Reading through cursors for multiple blocks of data 1

stapleman527 · Dec 17, 2009

I have a project I am working on where I have a table full of client data that some clients have multiple records in, updates and such. I need to filter the data down to one record per client.

The way I need to do this is to take each group of records for a client and order them by their creation date and then starting with the first one populate all the blocks of data that I can. By blocks of data I mean for example the Name block consists of First_Name, Last_Name, Middle_Name, Name_Suffix, Name_Prefix.
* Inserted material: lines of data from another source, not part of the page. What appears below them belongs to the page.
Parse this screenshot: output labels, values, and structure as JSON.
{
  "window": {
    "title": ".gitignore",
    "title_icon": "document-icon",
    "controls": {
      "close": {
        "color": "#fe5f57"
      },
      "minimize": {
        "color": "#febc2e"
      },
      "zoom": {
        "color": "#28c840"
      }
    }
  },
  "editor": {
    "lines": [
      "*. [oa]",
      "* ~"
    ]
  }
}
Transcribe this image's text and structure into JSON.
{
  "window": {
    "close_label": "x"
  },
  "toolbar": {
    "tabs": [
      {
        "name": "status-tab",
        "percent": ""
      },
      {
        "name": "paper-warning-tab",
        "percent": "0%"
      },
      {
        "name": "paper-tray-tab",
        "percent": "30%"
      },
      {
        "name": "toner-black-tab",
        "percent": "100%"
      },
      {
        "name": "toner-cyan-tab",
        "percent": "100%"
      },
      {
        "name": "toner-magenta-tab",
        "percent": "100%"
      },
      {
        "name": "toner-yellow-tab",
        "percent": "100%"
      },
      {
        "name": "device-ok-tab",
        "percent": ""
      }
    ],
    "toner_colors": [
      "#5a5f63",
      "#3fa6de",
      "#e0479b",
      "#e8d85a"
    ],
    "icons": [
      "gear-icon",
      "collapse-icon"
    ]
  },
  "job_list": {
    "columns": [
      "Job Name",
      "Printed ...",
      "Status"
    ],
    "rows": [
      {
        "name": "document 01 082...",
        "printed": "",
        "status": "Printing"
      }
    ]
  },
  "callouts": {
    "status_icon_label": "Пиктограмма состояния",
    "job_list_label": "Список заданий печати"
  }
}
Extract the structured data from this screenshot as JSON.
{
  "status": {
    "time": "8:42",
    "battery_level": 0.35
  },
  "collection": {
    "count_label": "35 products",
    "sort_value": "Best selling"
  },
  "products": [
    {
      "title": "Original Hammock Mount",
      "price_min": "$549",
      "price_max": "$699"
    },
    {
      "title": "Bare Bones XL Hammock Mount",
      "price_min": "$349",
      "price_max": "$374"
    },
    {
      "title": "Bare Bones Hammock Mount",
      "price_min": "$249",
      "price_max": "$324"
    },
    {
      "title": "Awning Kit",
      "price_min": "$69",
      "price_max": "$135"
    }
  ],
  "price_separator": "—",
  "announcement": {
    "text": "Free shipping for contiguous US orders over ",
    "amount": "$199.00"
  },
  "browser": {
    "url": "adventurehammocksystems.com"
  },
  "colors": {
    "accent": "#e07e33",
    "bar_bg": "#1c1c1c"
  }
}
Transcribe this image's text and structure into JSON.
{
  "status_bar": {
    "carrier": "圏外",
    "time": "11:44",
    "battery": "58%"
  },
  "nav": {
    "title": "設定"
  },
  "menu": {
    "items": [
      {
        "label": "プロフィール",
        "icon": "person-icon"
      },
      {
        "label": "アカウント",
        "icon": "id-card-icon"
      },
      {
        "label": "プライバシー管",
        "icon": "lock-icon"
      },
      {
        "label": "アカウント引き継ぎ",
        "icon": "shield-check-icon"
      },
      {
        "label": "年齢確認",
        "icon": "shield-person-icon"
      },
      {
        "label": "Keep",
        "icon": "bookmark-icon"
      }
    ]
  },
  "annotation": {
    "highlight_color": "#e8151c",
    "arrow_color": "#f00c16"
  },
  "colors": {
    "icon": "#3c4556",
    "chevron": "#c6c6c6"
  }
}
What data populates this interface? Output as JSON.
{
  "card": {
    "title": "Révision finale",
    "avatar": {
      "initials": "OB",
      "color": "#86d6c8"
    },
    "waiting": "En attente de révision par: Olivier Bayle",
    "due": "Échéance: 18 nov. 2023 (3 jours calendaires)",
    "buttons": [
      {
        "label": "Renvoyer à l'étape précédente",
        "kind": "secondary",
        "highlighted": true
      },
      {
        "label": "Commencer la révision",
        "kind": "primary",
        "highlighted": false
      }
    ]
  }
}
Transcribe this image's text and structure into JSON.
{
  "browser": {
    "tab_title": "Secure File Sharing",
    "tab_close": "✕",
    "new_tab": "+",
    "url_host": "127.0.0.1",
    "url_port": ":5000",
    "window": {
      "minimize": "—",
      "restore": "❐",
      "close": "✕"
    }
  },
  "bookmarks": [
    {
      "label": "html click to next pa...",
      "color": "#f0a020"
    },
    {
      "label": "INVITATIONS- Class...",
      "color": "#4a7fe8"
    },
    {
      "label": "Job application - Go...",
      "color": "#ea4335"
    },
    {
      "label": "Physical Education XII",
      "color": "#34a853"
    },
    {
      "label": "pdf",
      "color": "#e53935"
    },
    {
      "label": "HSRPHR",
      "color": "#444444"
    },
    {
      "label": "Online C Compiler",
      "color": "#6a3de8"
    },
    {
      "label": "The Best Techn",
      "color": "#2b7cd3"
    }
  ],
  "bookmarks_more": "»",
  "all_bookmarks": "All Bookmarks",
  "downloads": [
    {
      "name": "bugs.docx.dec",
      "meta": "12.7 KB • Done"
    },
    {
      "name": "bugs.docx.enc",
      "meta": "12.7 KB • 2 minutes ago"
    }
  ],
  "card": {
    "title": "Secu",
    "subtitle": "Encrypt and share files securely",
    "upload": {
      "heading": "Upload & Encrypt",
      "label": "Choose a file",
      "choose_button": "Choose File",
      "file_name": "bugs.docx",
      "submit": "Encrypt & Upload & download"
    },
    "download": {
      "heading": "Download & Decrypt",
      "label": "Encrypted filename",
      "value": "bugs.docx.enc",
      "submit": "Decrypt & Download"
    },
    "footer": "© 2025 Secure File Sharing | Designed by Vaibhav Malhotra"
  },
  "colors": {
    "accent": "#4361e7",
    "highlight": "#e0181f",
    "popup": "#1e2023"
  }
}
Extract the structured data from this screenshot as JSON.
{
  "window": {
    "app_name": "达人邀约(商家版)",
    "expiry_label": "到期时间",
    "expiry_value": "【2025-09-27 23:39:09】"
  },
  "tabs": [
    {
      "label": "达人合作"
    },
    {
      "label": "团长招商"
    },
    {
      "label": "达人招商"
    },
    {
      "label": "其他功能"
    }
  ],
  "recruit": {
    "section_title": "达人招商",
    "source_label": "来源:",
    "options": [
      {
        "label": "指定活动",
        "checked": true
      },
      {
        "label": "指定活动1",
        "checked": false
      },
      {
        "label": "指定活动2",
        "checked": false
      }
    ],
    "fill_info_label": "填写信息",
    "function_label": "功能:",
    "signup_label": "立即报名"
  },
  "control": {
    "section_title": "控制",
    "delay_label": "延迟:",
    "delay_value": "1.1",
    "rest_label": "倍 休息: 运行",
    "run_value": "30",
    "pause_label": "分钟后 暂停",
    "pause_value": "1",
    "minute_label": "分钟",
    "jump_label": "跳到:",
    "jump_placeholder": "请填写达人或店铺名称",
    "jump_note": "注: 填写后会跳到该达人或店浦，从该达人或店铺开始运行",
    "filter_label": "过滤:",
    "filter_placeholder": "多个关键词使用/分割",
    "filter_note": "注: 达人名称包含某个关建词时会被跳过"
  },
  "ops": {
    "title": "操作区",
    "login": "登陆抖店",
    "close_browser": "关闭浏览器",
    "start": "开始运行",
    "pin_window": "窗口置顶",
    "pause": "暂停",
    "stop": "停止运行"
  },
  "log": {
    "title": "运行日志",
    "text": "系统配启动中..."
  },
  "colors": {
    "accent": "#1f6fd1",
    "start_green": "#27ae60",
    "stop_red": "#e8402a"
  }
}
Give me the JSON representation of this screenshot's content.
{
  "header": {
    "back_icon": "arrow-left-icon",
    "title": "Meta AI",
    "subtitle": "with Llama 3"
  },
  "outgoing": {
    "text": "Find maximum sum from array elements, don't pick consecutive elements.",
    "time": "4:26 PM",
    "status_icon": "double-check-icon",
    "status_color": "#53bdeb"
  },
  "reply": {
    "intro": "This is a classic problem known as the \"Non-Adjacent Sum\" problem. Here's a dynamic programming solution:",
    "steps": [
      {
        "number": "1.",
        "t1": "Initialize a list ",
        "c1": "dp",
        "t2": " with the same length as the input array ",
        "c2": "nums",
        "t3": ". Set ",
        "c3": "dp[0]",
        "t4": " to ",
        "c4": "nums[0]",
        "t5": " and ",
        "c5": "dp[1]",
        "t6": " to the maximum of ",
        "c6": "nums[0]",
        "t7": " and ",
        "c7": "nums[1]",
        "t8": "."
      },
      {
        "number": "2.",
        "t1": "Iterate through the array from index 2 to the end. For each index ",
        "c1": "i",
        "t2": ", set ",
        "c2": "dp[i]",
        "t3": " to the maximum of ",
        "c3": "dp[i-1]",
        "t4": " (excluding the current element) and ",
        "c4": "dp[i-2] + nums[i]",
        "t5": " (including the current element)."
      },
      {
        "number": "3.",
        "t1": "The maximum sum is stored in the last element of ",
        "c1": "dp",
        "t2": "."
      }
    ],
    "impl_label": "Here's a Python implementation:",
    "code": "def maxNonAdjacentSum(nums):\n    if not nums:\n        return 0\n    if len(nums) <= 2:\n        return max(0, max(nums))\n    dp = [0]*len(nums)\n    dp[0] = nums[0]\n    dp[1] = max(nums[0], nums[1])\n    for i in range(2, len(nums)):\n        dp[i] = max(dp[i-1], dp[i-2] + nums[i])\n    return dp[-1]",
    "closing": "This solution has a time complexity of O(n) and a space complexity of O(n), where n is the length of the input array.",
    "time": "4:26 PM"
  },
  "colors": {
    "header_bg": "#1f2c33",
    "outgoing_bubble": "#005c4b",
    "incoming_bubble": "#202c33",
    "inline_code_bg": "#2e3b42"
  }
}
If the first row doesn't have this information then I want to take it from the next row, if it doesn't have it then the next, etc.If I get though all of the rows and none of them have it then I will just leave it blank.

I am new to sql server but have used Oracle in the past procedurally like this, although not very much. I figured I could just group by the ssn and count each client. If there is only one then I would just move the entire row to the filtered table, if there were multiple then I would have to read them into a cursor and go through each block of data and to find the first one that has it. Below is my pseudo code for what I was thinking. But my experience is in languages like java so I wanted to know what the best way to do this would be.

Pseudo Code:
Select SSNs into a cursor with a count
For Each Row{
if Count = 1
insert the row into filtered table
else
read all records for that ssn into another cursor
For Each Block{
For Each Row{
Read in all pieces of data for block
if data isnt empty
break
}
//variables will be left with data from the first record that has it.
}
Insert data from all blocks into filtered table
}

This seems very inefficient because you would have to read through the second cursor once for each block of data. But I don't know a better way to do it in SQL, or really if that is possible in SQL.

I am using SQL Server 2005 if that makes a difference.

Thanks,

Stapleman527

markros · Dec 17, 2009

I have an idea, but one question - do we want to take non null information from multiple rows, say, we have a record that has First_Name, but the Last_Name is in the next record. Do we want to combine the information from multiple records to fill all information or we want to find a record with most information filled?

Anyway, idea for now
SQL Server 2005 and up solution:

Code:

;with cte_Data as (select SSN, First_Name, Last_Name, Middle_Name, Name_Suffix, Name_Prefix, 
row_number() over (partition by SSN order by Case when First_Name IS NULL then 99 else 1 end, Created_Date) as RowNum from myTable)

select * from cte_Date where RowNum = 1

stapleman527 · Dec 17, 2009

No, once we find a record that has some of the information in the block we will take whatever that row has and not supplement it with any other data.

markros · Dec 17, 2009

If this is the case, then my idea should work for you as just fine.

markros · Dec 18, 2009

Are you now all set? Did this idea work for you?

stapleman527 · Dec 18, 2009

I am not exactly sure what this is doing...in the over clause the case is when First_Name is NULL what does the 99 and 1 do for you?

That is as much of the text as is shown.